Это же сочетание обнаруживается и по отношению к символу мирового дерева. Он нередко появляется на рисунках Эйзенштейна, в том числе и озорных. Согласно выводам велкого русского ученого В.Н.Топорова, исследовавшего историю культуры с точки зрения семиотики, мы все живем в «эпоху мирового дерева» (этого символа по всей видимости не было в глубочайшей древности – в живописных наскальных фресках пещер Верхнего Палеолита). Появление этого архетипического знака на произведениях художника двадцатого века удивления не вызывает. Но по отношению к Эйзенштейну можно по архивным материалам выяснить, как он начинает изучать этот символ, если он оказывается главным для одного из его творений. Так случилось при постановке в Большом театре оперы Вагнера «Валькирия». Вскоре после того, как он становится режиссером этого спектакля, на рубеже 1939-го и 1940-го годов он решает, что центральным образом всей постановки будет дерево Иггдрасиль, о котором повествует древнеисландская «Эдда». Изучение символики дерева, рисунки, его изображающие, и заметки о его роли в спектакле идут параллельно. Сохранилась партитура оперы с пометками режиссера. В момент музыкальной паузы он вставляет шуршание листьев дерева. Оно настолько овладевает мыслями режиссера, что он хочет и в звуковой стихии спектакля повторить этот образ (хотя обычно у него скрип сапог отделен от их изображения). Этим центральным архетипическим символом определяется структура сцены в опере и размещение на ней героев и священных животных. Интерес к этому символу в озорных рисунках связан с представлениями режиссера о сексуальной значимости растений как тотемов в мифологии.

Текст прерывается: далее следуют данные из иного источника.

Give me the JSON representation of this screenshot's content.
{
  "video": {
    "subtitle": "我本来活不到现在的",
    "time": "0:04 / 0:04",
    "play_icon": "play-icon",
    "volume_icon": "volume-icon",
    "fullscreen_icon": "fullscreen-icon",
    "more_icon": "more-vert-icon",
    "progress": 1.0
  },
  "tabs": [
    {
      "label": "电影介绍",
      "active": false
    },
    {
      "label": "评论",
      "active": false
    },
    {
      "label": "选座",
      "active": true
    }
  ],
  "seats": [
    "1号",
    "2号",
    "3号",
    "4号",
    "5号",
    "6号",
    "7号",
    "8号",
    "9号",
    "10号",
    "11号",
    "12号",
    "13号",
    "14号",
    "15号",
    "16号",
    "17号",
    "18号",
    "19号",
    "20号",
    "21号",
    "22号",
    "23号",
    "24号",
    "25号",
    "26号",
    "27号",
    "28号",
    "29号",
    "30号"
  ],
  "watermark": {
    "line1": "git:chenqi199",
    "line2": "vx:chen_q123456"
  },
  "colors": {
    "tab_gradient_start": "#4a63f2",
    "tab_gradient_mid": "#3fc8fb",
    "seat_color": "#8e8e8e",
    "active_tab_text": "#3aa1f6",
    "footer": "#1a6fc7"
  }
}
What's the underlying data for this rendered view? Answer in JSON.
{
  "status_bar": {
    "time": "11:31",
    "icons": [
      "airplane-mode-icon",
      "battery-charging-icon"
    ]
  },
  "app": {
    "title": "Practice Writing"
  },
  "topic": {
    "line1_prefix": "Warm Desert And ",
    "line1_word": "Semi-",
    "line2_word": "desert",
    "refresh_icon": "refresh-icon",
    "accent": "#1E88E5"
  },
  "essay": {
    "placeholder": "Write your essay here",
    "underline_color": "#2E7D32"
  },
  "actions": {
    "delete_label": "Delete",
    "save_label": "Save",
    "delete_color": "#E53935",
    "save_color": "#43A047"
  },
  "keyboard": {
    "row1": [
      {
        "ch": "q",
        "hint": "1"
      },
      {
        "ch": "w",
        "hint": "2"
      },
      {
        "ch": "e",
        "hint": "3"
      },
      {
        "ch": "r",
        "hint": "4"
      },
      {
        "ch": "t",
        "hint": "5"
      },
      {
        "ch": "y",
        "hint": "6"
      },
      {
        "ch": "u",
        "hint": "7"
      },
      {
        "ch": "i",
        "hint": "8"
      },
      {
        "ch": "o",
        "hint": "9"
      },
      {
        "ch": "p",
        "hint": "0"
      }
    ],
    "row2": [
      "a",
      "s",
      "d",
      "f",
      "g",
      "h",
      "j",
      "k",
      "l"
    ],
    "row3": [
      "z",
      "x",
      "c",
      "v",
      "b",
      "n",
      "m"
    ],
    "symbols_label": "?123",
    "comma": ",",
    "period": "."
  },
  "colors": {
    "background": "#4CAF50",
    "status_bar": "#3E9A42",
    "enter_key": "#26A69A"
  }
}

Архетипическими являются детали многочисленных рисунков, в том числе озорных и богохульных, которые касаются боя быков. Изучение ритуальных истоков этого явления ведет к признанию его корней в древнесредиземноморском культе Быка, как в рассказе Платона об Атлантиде и в мифе о Минотавре, вдохновившем почти одновременно с Эйзенштейном Пикассо, который создал целую серию произведений на эту тему. Сопоставление образа Быка (-Минотавра) у Эйзенштейна и Пикассо любопытно, в частности, и для понимания степени глубины проникновения каждого из художников в вероятную древнюю структуру архетипического образа. В причудливом сплетении Быка и Бога, матадора-палача и его жертвы Эйзенштейн идет дальше многих, кто в двадцатом веке касался этого сюжета в литературных и графических произведениях. Историческую оправданность некоторых фантазий, видных на рисунках Эйзенштейна, как будто подтверждает этнологически возможная реконструкция исходного образа обожествляемого Быка, как в раскопанном много позже смерти Эйзенштейна древнейшем городе Анатолии Чатал-Гююке, где бычьи черепа в храмах седьмого тысячелетия до н.э. составляют самый часто встречающийся священный символ. Образ парящего в небе огромного быка во сне героини был Эйзенштейном введен в фильме «Генлин» («Генеральная линия», вышел в прокат под навязанным Сталиным названием «Старое и новое»). Вскоре после этого Эйзенштейн в Берлине прочитал лекцию об архетипах в собственном творчестве, где в качестве одного из примеров приводился этот образ быка (в архиве сохранился немецкий конспект лекции). Потом в Мексике создаются первые из фантастических рисунков боя быков и убийства быка. Эти архетипические темы продолжаются и в последующих рисунках.

(Окончание следует)
 
ИНТЕРНЕТДата: Пятница, 19.01.2018, 17:28 | Сообщение # 7
Группа: Администраторы
Сообщений: 4190
Статус: Offline
Окончание...

Эйзенштейн был под вдиянием идеи Леви-Брюля о первобытной логике партиципации, не различавшей части и целого и подставлявшей одно вместо другого. В рисунке, навеянном «Носом» Гоголя, Эйзенштейна занимает больше всего представление об отдельности одной части тела, становящейся самостоятельнм персонажем и нацепляющей на себя одежду, пригодную для целого человека. Согласно фрейдистской интерпретации, нос служит символическим замещением фаллоса. Существуют мифы, в частности, у американскх индейцев, где фаллос отделяется от человека и играет в сюжете свою особую роль. Но по поводу именно носа Эйзенштейн цитирует письмо Гоголя, в котором тот говорит, что хотел бы весь превратиться в один огромный нос (стихотворение на эту тему есть у Катулла). Эйзенштейн обращал внимание на те черты архаической психики, которые возникают и в поведении и сознании современного человека, в том числе и у писателя или художника.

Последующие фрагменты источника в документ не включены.